The shift in sacrificial covenant from one to another explains in turn, why Y-shua Himself, being Messiah and the High Priest, is our Temple at the same time.
In order to interpose ourselves with our miserable offering into His Cosmic Covenant we should be present in His Sacrificial Body. If this happens and our miserable offering becomes embedded into His Golgotha Sacrifice, then He Himself is present in us. A person as a member of His Mystical Sacrificed Body, becomes a little messiah redeemer for other people [a wonder, there is only one word Christ for Y-shua and for a Christian in the German language!]: “I am crucified with Christ: nevertheless I live; yet not I, but Christ liveth in me” (Gal=GālāTijjīm 2, 20).
When we are witnessing this publicly in remembrance of His Last Supper, G-d makes us participants of the Last Supper with all Grace in accordance with His Mystical Sign of the Blessed Sacrament. For His sacrificed Himself historically only once, however in order His Body should be sacrificed always, every generation must enter the Covenant, every person entering and fixing oneself in it, and coming back into it after any transgression many times. Therefore the ratifying of the Covenant by eating own part of the Sacrifice is eating of the Mystical Sign, what can be named Sacrificial Christ. With it a New Covenant keeps to be further confirmed, once concluded on Golgotha Cross between G-d and His Chosen People (Yirməjāhū 31:31–32), into Which the whole world is being invited today (Gen 12:3, Isaiah 11:10, Rev 6:4–17).
This is why Eucharist exists in all Christian denominations in spite of its different comprehension there even 2000 years after Golgotha having passed away.
Nevertheless even during traditional halachian Jewish Pesah party, a piece of unleavened bread, named Afikoman, broken and divided among participants of the party after the Second cup of wine, is a mystical equivalent of sacrificed Flesh of Messiah.
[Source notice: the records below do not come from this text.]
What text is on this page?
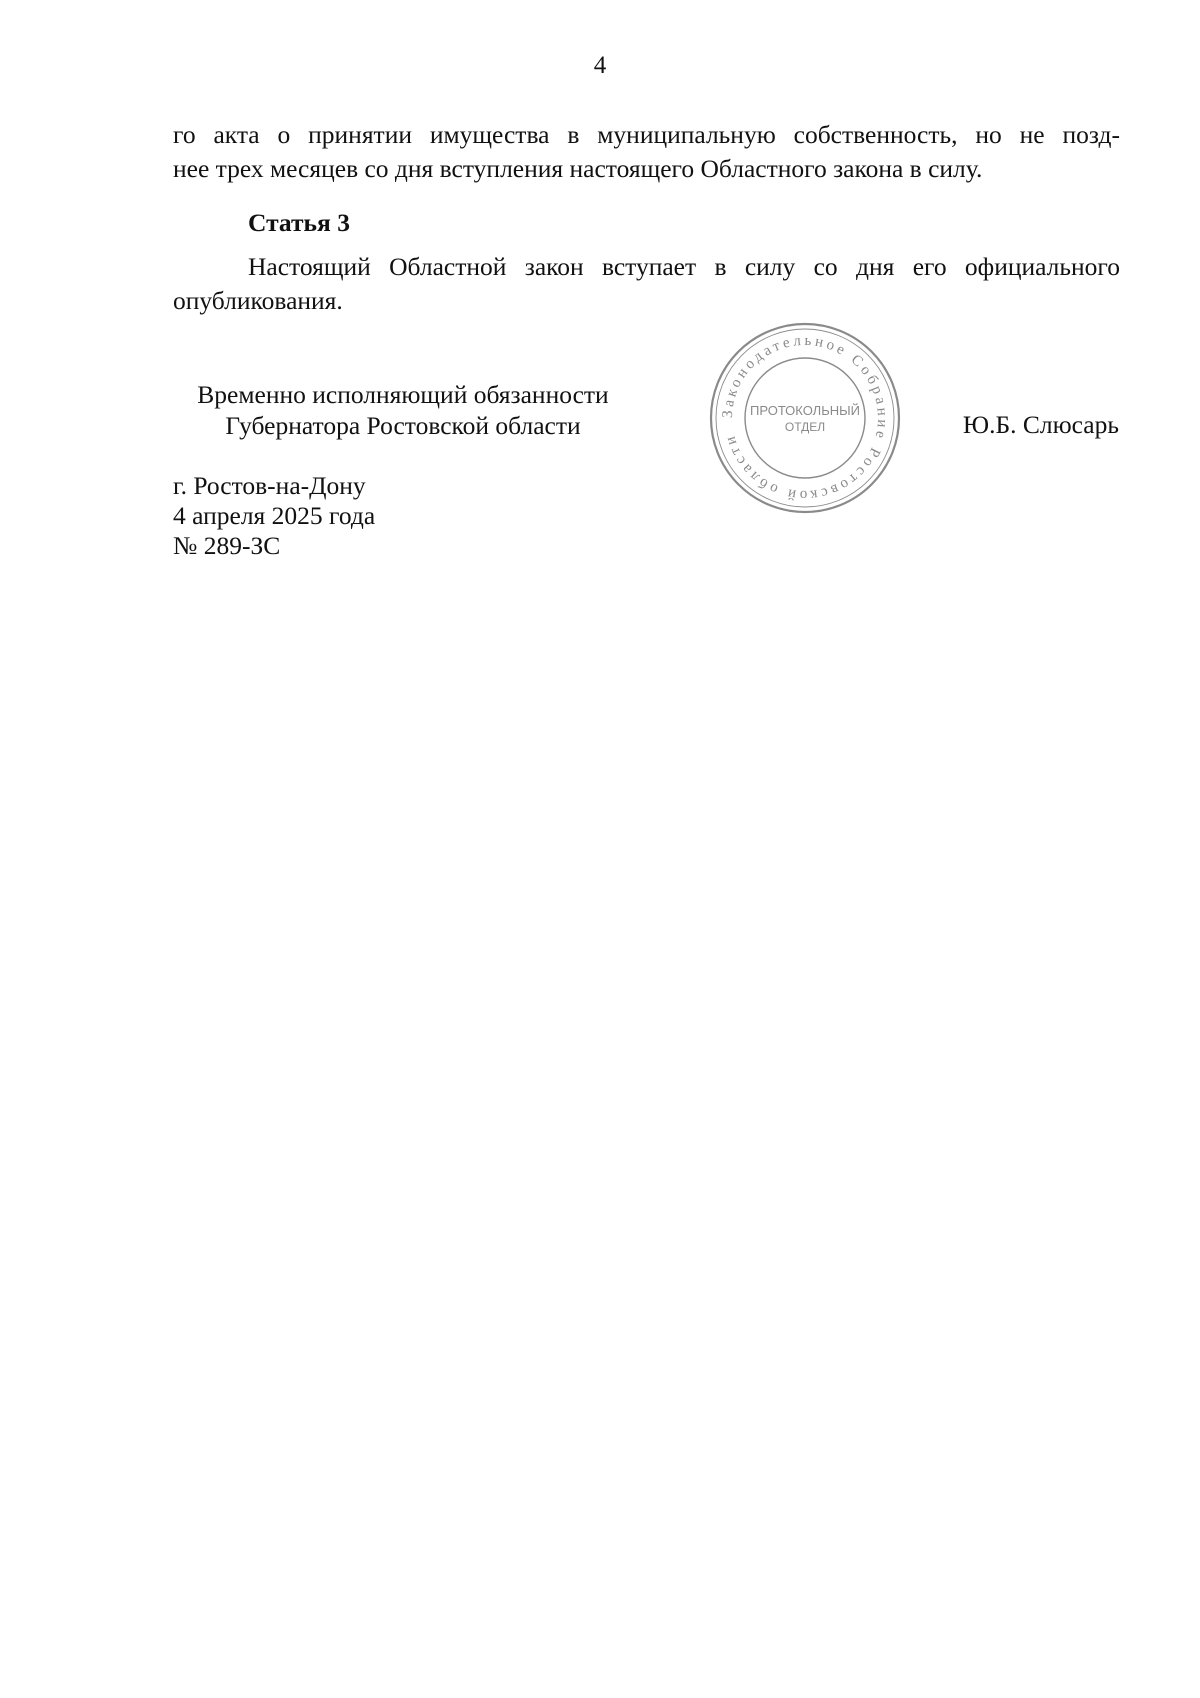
4
го акта о принятии имущества в муниципальную собственность, но не позд-
нее трех месяцев со дня вступления настоящего Областного закона в силу.
Статья 3
Настоящий Областной закон вступает в силу со дня его официального опубликования.
Временно исполняющий обязанности
Губернатора Ростовской области	Законодательное Собрание Ростовской области
ПРОТОКОЛЬНЫЙ
ОТДЕЛ	Ю.Б. Слюсарь
г. Ростов-на-Дону
4 апреля 2025 года
№ 289-ЗС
However a Messianic believer renews his Covenant with G-d through the Sacrifice of Messiah when having eaten his part of the Afikoman. In this way a believer becomes participant of the Sacrifice, while all participants together once again join in the Church, i.e. in the Sacrificed Mystical Body of Messiah. The Third Cup of Pesah, the Cup of Redemption, is a Sign of the Cup of Suffering drunk by Y-shua on the Cross of Golgotha. Therefore He identifies this Cup with the New Covenant in the shed Blood of the Lamb, i.e of Himself. Similarly as a believer does not eat meat of Y-shua when eating the Afikoman, so he drinks not the physical Blood of Y-shua when drinking the Third Cup, however he drinks from the Cup of Suffering, the Sacrificed Blood of Y-shua being shed on Golgotha, and obtains eternal life.
This means that a person unites oneself with the Flesh and Blood of Y-shua only with greater or lesser personal sacrifice in own practical real life (“I am crucified with Christ“ Gal=GālāTijjīm 2, 20), but the Mistical Sign of the Blessed Sacrament confirms this Grace none the less than the Sign of Qorbān ‘Ōlā (Burning Offering) confirmed G-d's Grace in Bēt hamMiqdāš (the Temple). The Power of G-d performs in me a change promised with G-d-donated Mystical Sign, if (if!) G-d accepts the offering and (if!) I do not approach the Holy Communion unworthily. Otherwise there should not have been an admonition “he that eateth and drinketh unworthily, eateth and drinketh damnation to himself” (1 Kor=Qōrintijjīm ālep 11, 29).
One could not approuch sacrifices of the Sinai Covenant if having a sin (one had to confess own sins before the offering). The same is in the New Covenant, when we really are Y-shua's “bloodsuckers” as living at nthe expense of His Sacrifice. One must aknowledge this differently from those disciples who ran away in fright of this truth (Jn 6:60)
Covenant in the Blood of Y-shua is a Covenant of constant possibility of Salvation for
everybody, when the Saviour, Who fulfills the Law in His Ecclesiastical Body, at
any moment abolishes the sin of those who performed it because of practical impossibility
man not to transpass the Law which is perfect in its holiness.